‘Nefesinizi Nasıl Tutarsınız?’ oyununun hem Yönetmeni hem de Başrol Oyuncusu Murat Daltaban, oyun hakkında değerlendirmelerde bulundu.
Eylem AYDOĞDU
İstanbul
2016- 2017 ülkenin her bakımdan istenmeyecek yoğunluklar yaşadığı bir zaman dilimi olarak anılması, tiyatro sanatçılarını pes ettirmiyor ve bu yoğunluk tiyatro sahnelerinin işini çoğaltıyor. Adeta gazete veya herhangi bir haber merci haline gelen tiyatrolarda, neredeyse her ay yeni bir oyunla karşılaşıyoruz. Prömiyerler, galalar, hızına yetişemediğimiz tüm olumsuzlukları tarihe kazıma çabalarının en iyi kanıtı olarak sezonun hızına hız katıyor.
Yoğun sahnelerin başında gelen DOT Tiyatrosu da, sahnesinde modernizm ve kapitalizmi farklı ve yeni bir açıdan değerlendirebileceğimiz Zinnie Harris’in yazdığı “Nefesinizi Nasıl Tutarsınız?” oyununa yer veriyor. Oyununun hem Yönetmeni hem de Başrol Oyuncusu Murat Daltaban’dan oyun hakkındaki düşüncelerini aldık:
“Nefesinizi Nasıl Tutarsınız?” Oyununda dünyada birçok ülkenin başına gelen terör, enflasyon, kaçak yoldan göç gibi eylemlerin Avrupalının başına geldiğini görüyoruz. Oyun Avrupalılığın üzerinden neyi eleştiriyor?
Modernizm ve kapitalizm eleştirisi yapıyor. Çok tanıdık bir eleştiri konusunu güncel ve yepyeni bir açıdan hedefe koyuyor. Bir Avrupalı öz eleştirisinden öteye götürüp evrensel bir insan-şeytan, kadın-erkek ilişkisine taşıyor tartıştığı fikri.
Oyun bir uyarı, bir kehanet, ütopyanın distopyaya dönüşme hikayesi… “Avrupalı olmak” fikrini de tartışırken, aynı gemide olduğumuzu söyleyen bir hikaye. Sözünü ettiğiniz Avrupalılık üzerine kitaplar yazılıyor, değerleri sorgulanıyor. Yalnızca kolonyalizm üzerinden çözümlenemeyecek kadar karmaşık, ekonomik, tarihi ve sosyolojik bir konu Avrupalılık. Avrupalının bile sahip çıkamadığı iyiler ve kötüler karmaşası.
‘ŞEYTANIN ASLA BORCU OLMAZ’
Oyunda erk bir iblis var. Neden iblis erkle eşleştiriliyor?

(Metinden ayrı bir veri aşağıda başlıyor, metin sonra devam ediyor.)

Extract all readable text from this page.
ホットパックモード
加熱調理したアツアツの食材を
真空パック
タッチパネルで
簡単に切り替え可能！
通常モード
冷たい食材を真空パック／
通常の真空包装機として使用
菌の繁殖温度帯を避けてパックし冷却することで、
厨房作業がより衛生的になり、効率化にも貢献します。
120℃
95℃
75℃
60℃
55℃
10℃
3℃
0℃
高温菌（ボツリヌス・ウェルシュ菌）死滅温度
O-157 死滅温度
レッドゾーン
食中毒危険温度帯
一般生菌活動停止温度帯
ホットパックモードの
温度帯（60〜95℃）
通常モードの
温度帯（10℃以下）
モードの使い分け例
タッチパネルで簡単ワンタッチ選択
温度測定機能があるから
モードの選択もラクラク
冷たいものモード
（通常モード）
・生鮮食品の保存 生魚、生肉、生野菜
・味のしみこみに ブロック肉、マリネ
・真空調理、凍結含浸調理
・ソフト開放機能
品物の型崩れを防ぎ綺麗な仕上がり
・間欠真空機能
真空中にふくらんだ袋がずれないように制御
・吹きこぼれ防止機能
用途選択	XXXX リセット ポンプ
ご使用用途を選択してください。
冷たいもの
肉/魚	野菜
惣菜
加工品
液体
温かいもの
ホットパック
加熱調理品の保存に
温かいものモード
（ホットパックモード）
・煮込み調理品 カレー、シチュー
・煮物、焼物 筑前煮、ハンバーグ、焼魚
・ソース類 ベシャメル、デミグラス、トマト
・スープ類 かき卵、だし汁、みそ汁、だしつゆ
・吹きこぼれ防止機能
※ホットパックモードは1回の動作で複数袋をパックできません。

Bence bu sorunun cevabını herkes kendine sormalı, bunun cevabı çok basit!..
Partneriniz Dana’ya sarf ettiğiniz bir cümleniz var ki; günümüzü maalesef çok iyi özetliyor; “Kadınsın, üzerinde kafa patlatacağım bir şey değilsin!” Bu psikolojik şiddeti nasıl değerlendiriyorsunuz?
Şeytani, alçakça ve aptalca …
İblis Dana’ya karşı oyun boyunca borcunu ödemeye çalışıyor. Neden borcu ödemek için bu kadar çaba sarf ediyor?
Oyundaki kütüphaneci ne diyor? “Şeytanın asla borcu olmaz!” Ticari anlaşmanın atası diye tarif ediyor kütüphaneci şeytanı. İlk alış-verişi kiminle yaptığını ve bedelini düşününce çok anlamlı…
Zinnie Harris’in yazdığı gibi sizce de “Dünya kadınlar için vahşi bir orman” mı?
Evet, ama erkek için de vahşi bir orman, tek fark erkek bunu farkına varacak şuura sahip değil…
Oyunun rejisi size ait ve oldukça hareketli, seyirciyi her an şaşırttığı gibi, oyunu da hep yüksekte tutan bir anlatım söz konusu…
Bir yol ve yolculuk hikayesi anlatılıyor sahnede. Yolu bir tiyatro sahnesinde anlatmak kendi zorluğuyla gelir. Çözümler ararken sahne dinamiği de kendini ortaya çıkardı.